The Bank of Japan was expected to stand pat on its key interest rate, analysts said Monday amid general nervousness about the global economy.
As the BOJ began a two-day Policy Board meeting, expectations were high that it will keep its key interest rate at 0.5 percent.
"Raising interest rates is out of the question," said Tomoyuki Ohta, senior economist at Mizuho Research Institute.
"On the other hand, there won't be an interest rate cut either because despite the worries about a slowdown, it's clear it's not as bad as a recession."
Ohta said the BOJ will probably do nothing for about a year unless things change dramatically.
Much of last year, market watchers had expected the BOJ to soon start raising its key interest rate. The global economic turmoil set off at midyear by the U.S. subprime mortgage crisis scotched that view.
High materials costs and gas prices are adding to worries about the economy, although signs about its health have been remarkably solid.
Last week, the government said the economy grew at a stronger than expected 3.3 percent annual pace in the first quarter, racking up its third consecutive quarter of growth.

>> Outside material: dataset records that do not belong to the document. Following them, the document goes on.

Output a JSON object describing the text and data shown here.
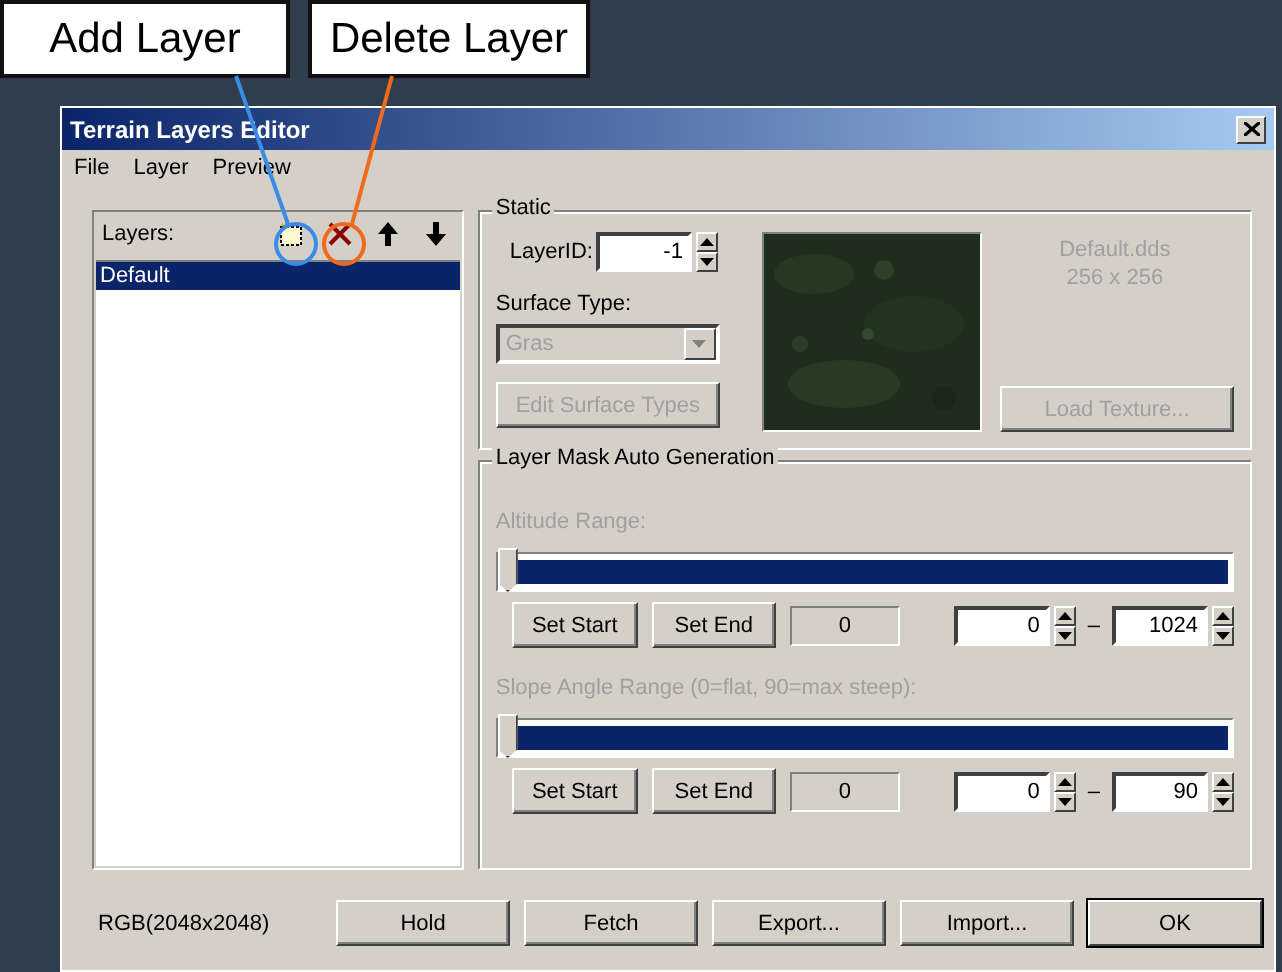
{
  "callouts": [
    {
      "label": "Add Layer",
      "color": "#3c8ce6"
    },
    {
      "label": "Delete Layer",
      "color": "#f06a1e"
    }
  ],
  "window": {
    "title": "Terrain Layers Editor"
  },
  "menu": [
    "File",
    "Layer",
    "Preview"
  ],
  "layers_panel": {
    "label": "Layers:",
    "layers": [
      {
        "name": "Default",
        "selected": true
      }
    ]
  },
  "static": {
    "title": "Static",
    "layer_id_label": "LayerID:",
    "layer_id": "-1",
    "surface_type_label": "Surface Type:",
    "surface_type": {
      "value": "Gras",
      "disabled": true
    },
    "edit_button": {
      "label": "Edit Surface Types",
      "disabled": true
    },
    "texture_name": "Default.dds",
    "texture_size": "256 x 256",
    "load_button": {
      "label": "Load Texture...",
      "disabled": true
    }
  },
  "mask": {
    "title": "Layer Mask Auto Generation",
    "ranges": [
      {
        "label": "Altitude Range:",
        "disabled": true,
        "level": 0,
        "set_start": "Set Start",
        "set_end": "Set End",
        "readout": "0",
        "min": "0",
        "separator": "–",
        "max": "1024"
      },
      {
        "label": "Slope Angle Range (0=flat, 90=max steep):",
        "disabled": true,
        "level": 0,
        "set_start": "Set Start",
        "set_end": "Set End",
        "readout": "0",
        "min": "0",
        "separator": "–",
        "max": "90"
      }
    ]
  },
  "status": "RGB(2048x2048)",
  "buttons": [
    {
      "label": "Hold",
      "default": false
    },
    {
      "label": "Fetch",
      "default": false
    },
    {
      "label": "Export...",
      "default": false
    },
    {
      "label": "Import...",
      "default": false
    },
    {
      "label": "OK",
      "default": true
    }
  ]
}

Ohta and other analysts say the good appearance is deceiving. Consumer spending remains weak and the economy remains dependent on exports, they say. And export growth could stumble if overseas economies falter.
In a speech earlier this month, BOJ Gov. Masaaki Shirakawa made remarks that indicated a rate cut wasn't coming soon.
The central bank "is in a situation that requires us to be extremely watchful of downside risks to the economy," said Shirakawa, who took office in April.